Transportation, however, may be problematic as the Centers for Disease Control and Prevention (CDC) recommends limiting the number of students on a bus to just 12 and having all students and drivers wear masks. This would require more buses, more drivers and possibly different school schedules.
“Transportation may be tricky,” he told them. “I’ve been reluctant to put out options due to all the unknowns. I can say, we will not be back to normal.”
Ott said, “These are exceptional times. The large districts need to pressure the legislature for funding.”
Hall, on the other hand, said, “I don’t care what other districts are doing. We should have three different, quantifiable plans. I want to see actual plans.”

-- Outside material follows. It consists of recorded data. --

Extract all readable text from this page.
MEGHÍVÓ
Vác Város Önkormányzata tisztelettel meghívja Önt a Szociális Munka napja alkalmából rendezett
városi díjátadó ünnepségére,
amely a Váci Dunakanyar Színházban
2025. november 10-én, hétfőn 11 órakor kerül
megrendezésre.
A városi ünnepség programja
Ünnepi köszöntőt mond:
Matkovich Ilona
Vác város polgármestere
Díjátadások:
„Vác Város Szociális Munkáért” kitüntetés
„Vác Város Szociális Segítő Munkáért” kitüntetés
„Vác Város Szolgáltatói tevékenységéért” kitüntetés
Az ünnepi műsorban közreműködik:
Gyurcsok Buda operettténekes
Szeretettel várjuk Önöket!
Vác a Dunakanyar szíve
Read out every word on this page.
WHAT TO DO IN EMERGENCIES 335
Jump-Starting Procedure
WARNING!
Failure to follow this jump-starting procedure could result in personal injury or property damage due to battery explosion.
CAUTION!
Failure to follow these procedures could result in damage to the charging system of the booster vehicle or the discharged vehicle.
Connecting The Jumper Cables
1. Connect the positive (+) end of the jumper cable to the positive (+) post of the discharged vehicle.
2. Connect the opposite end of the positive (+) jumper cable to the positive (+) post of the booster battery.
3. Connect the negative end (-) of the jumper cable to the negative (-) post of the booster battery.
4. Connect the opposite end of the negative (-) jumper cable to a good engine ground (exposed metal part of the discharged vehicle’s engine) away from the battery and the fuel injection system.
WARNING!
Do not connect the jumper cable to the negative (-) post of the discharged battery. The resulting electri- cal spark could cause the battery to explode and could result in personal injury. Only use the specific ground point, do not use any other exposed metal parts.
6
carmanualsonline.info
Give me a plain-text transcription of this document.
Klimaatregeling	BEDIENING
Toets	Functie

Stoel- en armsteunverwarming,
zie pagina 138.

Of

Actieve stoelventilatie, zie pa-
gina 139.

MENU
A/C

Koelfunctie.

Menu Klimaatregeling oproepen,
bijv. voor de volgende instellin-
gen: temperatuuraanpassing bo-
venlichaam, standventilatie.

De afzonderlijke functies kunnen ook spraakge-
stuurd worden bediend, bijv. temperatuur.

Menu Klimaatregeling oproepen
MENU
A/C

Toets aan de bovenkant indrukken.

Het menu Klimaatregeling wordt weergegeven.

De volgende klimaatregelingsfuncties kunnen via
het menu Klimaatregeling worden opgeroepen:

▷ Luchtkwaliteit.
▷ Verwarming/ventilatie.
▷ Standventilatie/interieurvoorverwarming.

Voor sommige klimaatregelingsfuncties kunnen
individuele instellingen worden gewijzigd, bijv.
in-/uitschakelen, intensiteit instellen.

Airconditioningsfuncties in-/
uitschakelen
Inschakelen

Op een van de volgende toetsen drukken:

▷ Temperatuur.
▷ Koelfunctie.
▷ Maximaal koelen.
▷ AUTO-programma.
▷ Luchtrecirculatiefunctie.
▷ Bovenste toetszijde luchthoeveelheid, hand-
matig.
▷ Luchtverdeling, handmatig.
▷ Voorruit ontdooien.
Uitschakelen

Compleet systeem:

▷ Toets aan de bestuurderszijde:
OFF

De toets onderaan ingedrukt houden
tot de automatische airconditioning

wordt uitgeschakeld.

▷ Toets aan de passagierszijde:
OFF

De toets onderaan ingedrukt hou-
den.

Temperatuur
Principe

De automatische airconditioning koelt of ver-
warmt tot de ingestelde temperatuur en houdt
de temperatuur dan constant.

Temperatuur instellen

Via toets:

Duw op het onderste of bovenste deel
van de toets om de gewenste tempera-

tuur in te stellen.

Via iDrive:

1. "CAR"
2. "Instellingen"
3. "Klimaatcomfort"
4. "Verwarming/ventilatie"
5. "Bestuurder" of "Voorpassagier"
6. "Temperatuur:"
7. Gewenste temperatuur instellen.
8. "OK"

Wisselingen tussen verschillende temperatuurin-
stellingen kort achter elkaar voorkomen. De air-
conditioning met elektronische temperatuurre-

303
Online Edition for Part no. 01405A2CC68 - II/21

Rhodes said parent input on the subject was essential, and the rest agreed.
Woody said a survey was being prepared to be sent to parents to gain their suggestions and concerns, and phone calls would be made as well.
Fall sports may also be canceled for Lowell Junior High and Bisbee High School, or they may have shortened schedules, Woody added.
Darin Giltner, BHS principal, said, “I would be surprised to see all the schools on schedule. I’m not at all optimistic we’ll see sports this fall.”
The plan is to have the surveys back and digested, as well as devise three optional plans for reopening the schools in time for a special meeting to be held June 23 at 5:45 p.m.
Mural projectThe Copper Queen Library’s San Jose Annex at the district administration facility is now decorated with a mural, but is not what Woody and the board members expected.
The idea was to have local volunteer artists sketch a story idea set in Bisbee, developed by the children enrolled in the summer reading program, and then they would then paint the mural.
However, due to the COVID-19 pandemic, the library closed the annex and the main library to the public. “They have no immediate plans for the kids to come in and work on it,” Woody said. “The project was at a standstill.”
Litrell said, “I was disconcerted to find the mural up. From my point of view, it should have been a board decision.”
Loy agreed and noted art was “subjective.” She, too, was told the children would be providing the idea for the mural and would paint it as a project. “But, there was no student participation.”
Woody told them the artists did not communicate with the library about it and he was surprised to see it finished. “Volunteers are eager and things closing down contributed to the lack of communication. We may have to paint over some of what they did.”
STEM workshopThe board members agreed to lease space indoors and outdoors to the Bisbee Science Lab for a children and youth three week summer science, technology, engineering and mathematics workshop from July 6 to the 24.
Temperatures will be checked daily and the children will need to wear the provided masks, said Woody.
Hall was the only board member in opposition to the lease agreement.